At the same time, however, the recent weaknesses in the world commodity market, caused principally by a slowdown in Western economies, has led some experts to wonder if after what was a one-way bet for an unbroken seven-year period, commodity prices had finally come to the tipping point.
China, no doubt, will now have to contend with a slackness in demand for goods exported to Western countries. Darlings’s warnings that his economic prognosis has a global ring about it will be found discomforting by policy-makers in China and India.
According to Dr Tim Williams, the director of Ernst & Young’s mining team, “The China story is the story of the mining sector. No one expected China’s growth to continue at this rate. People have said the country is in the top of the cycle since the growth first started five years ago. There is nothing very new in what is happening at the moment.”

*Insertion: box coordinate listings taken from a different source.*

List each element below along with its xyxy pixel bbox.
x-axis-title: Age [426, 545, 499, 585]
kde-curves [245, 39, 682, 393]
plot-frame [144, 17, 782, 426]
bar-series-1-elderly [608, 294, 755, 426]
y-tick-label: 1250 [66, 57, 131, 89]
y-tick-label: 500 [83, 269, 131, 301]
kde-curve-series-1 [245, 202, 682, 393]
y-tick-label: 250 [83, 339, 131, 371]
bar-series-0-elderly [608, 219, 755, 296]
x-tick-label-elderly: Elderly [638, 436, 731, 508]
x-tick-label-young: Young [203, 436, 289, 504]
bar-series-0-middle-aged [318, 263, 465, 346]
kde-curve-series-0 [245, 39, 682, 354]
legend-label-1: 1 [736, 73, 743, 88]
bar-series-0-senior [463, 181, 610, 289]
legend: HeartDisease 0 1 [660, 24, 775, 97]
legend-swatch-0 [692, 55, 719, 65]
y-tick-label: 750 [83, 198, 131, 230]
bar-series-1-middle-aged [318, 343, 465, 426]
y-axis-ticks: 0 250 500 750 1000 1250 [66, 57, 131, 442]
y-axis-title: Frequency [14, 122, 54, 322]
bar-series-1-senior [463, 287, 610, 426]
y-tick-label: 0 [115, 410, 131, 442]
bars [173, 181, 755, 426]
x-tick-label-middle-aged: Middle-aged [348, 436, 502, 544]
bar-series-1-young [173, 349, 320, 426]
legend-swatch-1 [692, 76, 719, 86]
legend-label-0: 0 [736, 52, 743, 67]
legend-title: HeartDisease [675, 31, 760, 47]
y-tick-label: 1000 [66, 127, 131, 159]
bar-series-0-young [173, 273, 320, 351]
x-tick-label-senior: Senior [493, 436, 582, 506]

Interestingly, for as many people who will agree with Dr Williams, there will be an equal number of dissenters.
For example, Rio Tinto, which undeniably has found a strategic ally in Chinese minerals major Chinalco to fend off the unsolicited takeover overtures of BHP Billiton, believes that China will not take much time to overcome the Olympics hangover. As investments in industry, infrastructure and urbanisation pick up after a brief Olympics-related lull, China is to record growth of 10 per cent this year and 9 per cent next year.
There is this decoupling theory suggesting that economies of China and India, being driven largely by domestic consumption, are immune to “sneezing” whenever the developed world would “catch cold”. Incidentally, exports constitute just around 10 per cent of China’s GDP.
That China’s iron ore import so far this year is running 20 per cent ahead of the corresponding period of The last year is one proof that its steel industry remains on course to achieve this year’s production target of 530 million tonnes. In non-ferrous metals too, China will be making further impressive progress. The demand for metals in India will also be growing at 8 to 11 per cent. All this will confirm that the developed world is becoming increasingly “irrelevant” to setting metal prices.
Staging Olympics was just one chapter in the unfolding China growth story. Consultancy firm McKinsey says the scale and pace of urbanisation in China will move at an unprecedented scale to create by 2025 as many as 221 cities with population of more than a million compared with 35 million in Europe now. In 20 years, China will build nearly 50,000 skyscrapers.